El contexto que encuentra ahora es muy distinto. Wrexham viene de terminar séptimo en el Championship en su primera campaña en la segunda categoría en 43 años. Un salto competitivo enorme que no ha rebajado la ambición del club. Al contrario: el proyecto se endurece.

Parkinson ya ha empezado a remodelar su plantilla este verano. Han llegado el lateral Danny Imray, el guardameta Anthony Patterson y el centrocampista Ben Whiteman. La prioridad, sin embargo, seguía clara: reforzar los carriles para sostener un sistema que exige mucho a los laterales largos. Ahí encaja Kabore, que ya conoce el libreto y el vestuario.

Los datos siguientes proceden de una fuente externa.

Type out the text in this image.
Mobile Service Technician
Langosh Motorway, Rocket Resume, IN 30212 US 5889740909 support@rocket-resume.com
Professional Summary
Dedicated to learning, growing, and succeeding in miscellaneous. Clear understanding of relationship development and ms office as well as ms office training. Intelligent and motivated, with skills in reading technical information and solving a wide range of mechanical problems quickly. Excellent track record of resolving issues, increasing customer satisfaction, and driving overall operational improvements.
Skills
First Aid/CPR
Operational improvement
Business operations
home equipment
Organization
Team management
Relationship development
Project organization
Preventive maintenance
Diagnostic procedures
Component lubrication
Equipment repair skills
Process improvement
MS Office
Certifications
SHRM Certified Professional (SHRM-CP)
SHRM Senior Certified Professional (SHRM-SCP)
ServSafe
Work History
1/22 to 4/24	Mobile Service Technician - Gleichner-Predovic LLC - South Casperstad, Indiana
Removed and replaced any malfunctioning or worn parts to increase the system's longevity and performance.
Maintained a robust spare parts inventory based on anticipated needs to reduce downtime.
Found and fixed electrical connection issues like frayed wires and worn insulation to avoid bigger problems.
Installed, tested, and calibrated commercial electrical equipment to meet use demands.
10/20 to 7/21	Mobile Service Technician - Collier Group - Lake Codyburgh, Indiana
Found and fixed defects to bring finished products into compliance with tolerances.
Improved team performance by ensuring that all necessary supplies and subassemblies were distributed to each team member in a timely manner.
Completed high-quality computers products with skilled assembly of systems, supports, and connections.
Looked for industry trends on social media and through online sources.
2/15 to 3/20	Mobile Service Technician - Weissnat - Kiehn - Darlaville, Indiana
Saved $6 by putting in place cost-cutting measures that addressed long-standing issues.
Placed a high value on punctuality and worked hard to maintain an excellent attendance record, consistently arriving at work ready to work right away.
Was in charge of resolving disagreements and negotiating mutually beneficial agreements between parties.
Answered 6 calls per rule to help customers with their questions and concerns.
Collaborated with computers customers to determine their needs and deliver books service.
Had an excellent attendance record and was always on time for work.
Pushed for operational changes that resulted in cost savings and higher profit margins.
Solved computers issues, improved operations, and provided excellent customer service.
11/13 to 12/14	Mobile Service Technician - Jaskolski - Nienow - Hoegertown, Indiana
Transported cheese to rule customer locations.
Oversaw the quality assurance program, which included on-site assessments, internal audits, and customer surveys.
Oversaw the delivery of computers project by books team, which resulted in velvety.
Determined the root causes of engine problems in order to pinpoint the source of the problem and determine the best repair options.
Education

El técnico no se detiene ahí. Mantiene abierta la puerta a incorporar un central y un mediapunta antes del cierre del mercado, fijado para las 23:00 BST del 1 de septiembre. Y el radar de Wrexham también apunta al otro costado: el club está interesado en el lateral izquierdo Jacques Ekomie, de Angers, para equilibrar la banda opuesta.

Kabore llega como algo más que un fichaje funcional. Representa una declaración de intenciones: consolidar a los jugadores que han demostrado rendimiento inmediato en un entorno que empieza a acostumbrarse a los grandes escenarios del fútbol inglés.

El siguiente examen llega ya. Wrexham vuelve a la acción este viernes por la noche (20:00 BST) en el Racecourse Ground ante Birmingham City. Con el mercado todavía abierto y el club empujando por cerrar operaciones clave, la gran incógnita es evidente: ¿hasta dónde puede llegar un Wrexham que ahora sí empieza a retener a sus mejores socios en las bandas?